Monday, July 26, 2010

From where you write

The title, btw, is a play on Robert Olen Butler's From Where You Dream, a slightly pretentious guide to writing that, in spite of its pretentiousness, possesses the ability to stretch the way you think about your process of writing.

I've made a significant change to my writing space and, hopefully, to my productivity as well.

When I set up my desk, I purposefully placed it so that it faced out a window.  Multiple different set ups in many different rooms over the years had proved to me that I am happiest when closest to a source of daylight and when I can let my eyes focus on something far away instead of a big ol wall 18-24" from my nose.  Thus, the original set up.

If you'll notice, out that window is another apartment building.  Between it and my window is a street with some parking (you can't see it from this angle, but trust me, it's there).  It is from this perch that I watch the bizarre and stupid antics of my neighbors.  They are often entertaining, and just as often scary and repulsive (see Tales of Woe).  And, while stories of grown men running from invisible bees are fun to blog about, they are very, very distracting when trying to get thedamnwriting done.

In my final private meeting at Odyssey, it was suggested to me that, perhaps, in front of a window was not the best place to do my writing.

I balked, then panicked.

Take away the light? No!  The ability to focus off in the distance? No! Don't wanna. Can't make me. Gonna throw a fit!

Then two weeks later, returning to my apartment, I thought, what the hell? Why not have it both ways?

I went out and purchased a pressure rod and hung a half curtain in the window.  At first I had delusions of grandeur about sewing a curtain -- I have fabric and a sewing machine, and a curtain requires skills only one step above zero -- but then I got lazy (a.k.a. practical) and realized that I could have a curtain immediately without unearthing the sewing machine in an already messy apartment (thank you unpacking for making that mess) if I just draped a pretty sarong over the pressure rod.
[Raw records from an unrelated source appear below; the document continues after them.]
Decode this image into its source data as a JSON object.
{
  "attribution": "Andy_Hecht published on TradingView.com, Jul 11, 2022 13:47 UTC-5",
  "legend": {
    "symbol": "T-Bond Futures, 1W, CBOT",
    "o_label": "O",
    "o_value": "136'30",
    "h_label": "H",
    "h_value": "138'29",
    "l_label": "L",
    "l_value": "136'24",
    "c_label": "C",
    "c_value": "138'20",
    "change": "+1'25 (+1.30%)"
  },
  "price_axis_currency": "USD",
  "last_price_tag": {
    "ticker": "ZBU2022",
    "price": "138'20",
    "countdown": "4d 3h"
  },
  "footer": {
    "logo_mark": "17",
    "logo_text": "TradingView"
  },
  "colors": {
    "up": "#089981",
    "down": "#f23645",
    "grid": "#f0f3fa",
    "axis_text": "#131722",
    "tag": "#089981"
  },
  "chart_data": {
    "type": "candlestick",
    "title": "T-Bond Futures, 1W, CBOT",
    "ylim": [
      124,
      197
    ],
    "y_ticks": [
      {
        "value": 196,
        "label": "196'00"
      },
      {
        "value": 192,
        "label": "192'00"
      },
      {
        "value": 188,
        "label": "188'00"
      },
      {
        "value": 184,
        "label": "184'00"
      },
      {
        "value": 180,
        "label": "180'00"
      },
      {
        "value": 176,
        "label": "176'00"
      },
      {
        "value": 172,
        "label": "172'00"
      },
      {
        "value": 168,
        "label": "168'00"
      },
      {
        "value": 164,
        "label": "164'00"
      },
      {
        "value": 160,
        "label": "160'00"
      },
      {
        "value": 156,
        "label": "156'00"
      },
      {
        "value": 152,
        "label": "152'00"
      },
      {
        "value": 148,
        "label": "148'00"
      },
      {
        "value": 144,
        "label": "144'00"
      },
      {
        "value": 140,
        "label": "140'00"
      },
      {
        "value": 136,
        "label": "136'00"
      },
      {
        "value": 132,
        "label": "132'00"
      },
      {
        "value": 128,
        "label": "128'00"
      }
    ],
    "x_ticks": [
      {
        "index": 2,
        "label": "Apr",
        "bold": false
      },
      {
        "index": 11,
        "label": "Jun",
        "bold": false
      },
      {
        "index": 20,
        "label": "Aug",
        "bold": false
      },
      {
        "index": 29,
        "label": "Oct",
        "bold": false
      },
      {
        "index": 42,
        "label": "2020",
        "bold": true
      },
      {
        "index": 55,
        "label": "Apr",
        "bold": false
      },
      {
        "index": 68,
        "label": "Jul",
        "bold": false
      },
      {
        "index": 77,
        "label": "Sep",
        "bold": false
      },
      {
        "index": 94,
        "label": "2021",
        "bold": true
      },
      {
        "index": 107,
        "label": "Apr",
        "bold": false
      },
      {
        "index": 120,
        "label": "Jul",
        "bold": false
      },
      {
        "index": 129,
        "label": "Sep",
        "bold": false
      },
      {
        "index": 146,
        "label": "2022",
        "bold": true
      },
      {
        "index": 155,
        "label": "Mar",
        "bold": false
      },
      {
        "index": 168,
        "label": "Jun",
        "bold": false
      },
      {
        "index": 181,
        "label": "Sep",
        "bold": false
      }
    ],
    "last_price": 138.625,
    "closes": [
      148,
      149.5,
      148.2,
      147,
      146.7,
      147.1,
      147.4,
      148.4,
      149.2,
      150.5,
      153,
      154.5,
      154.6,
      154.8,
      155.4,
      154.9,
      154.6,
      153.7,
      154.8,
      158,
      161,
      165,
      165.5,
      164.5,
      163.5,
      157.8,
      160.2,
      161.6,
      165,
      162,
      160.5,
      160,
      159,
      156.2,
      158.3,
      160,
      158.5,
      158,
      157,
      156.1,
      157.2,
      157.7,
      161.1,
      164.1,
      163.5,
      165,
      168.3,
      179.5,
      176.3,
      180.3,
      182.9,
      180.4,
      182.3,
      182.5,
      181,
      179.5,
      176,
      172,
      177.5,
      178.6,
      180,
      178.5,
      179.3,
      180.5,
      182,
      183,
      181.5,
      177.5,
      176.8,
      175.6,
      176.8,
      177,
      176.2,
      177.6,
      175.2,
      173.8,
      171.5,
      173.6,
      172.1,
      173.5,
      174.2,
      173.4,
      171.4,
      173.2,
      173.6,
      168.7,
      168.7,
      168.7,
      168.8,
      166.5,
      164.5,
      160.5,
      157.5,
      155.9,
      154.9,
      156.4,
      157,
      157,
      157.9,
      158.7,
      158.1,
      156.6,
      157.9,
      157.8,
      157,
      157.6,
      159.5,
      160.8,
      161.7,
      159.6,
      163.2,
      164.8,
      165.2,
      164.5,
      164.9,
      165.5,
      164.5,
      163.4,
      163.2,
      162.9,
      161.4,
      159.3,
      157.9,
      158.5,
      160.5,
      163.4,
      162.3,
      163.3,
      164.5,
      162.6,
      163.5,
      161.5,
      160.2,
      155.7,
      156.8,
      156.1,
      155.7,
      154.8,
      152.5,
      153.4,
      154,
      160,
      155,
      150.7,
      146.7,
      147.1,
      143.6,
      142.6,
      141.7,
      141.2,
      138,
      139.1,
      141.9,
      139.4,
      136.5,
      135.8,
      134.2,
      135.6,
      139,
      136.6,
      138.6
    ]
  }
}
Blocking out 18" of window and neighbors has drastically changed my writing space.

Even just taking the before and after pictures was crazy-different.  Previously my camera wanted to auto-focus outside, no flash, causing everything to be backlit.  Now it wants to focus on the desk space, and use a flash.  Yes, there's (slightly) less light to work by, but like my camera, my focus has changed.

The difference when I sat down at the computer was immediately noticeable.   Things felt more grounded.  It mentally puts me in a workspace that's all my own.  In fact, when the window is open and I can hear people talking below it now makes me jump because I had no concept of them until they made noise; I'm completely in my own zone doing my own thing -- a much more productive thing.

And I no longer feel creepy because I am watching all that goes on on the street below me.  Creepy creepy writer person.  The cats will be pissed that they can no longer sit in the window -- in fact they've already attempted to chew and claw their way through the barrier -- but they'll either figure out how to get behind it or they will learn to cope as is.  I am heartless.

This is already the best under-$5 writing investment I've ever made.

I can still see the roofs, trees and sky.  On Sunday afternoon I watched two hawks circling high up on currents of hot air. Two became three, circling without flapping. They they glided away, and I went back to typing. The occasional hawk in the distance, or song bird close-up, is a welcome distraction. A rather un-distracting distraction considering the alternative.

I've been thinking about doing this for two years, but I had to spend six weeks in New Hampshire to finally act on it.

What about you -- what's your ideal writing space? Do you have your ideal working space now, or is there something about it you'd like to change? And (forgive me for goading) why not change it now?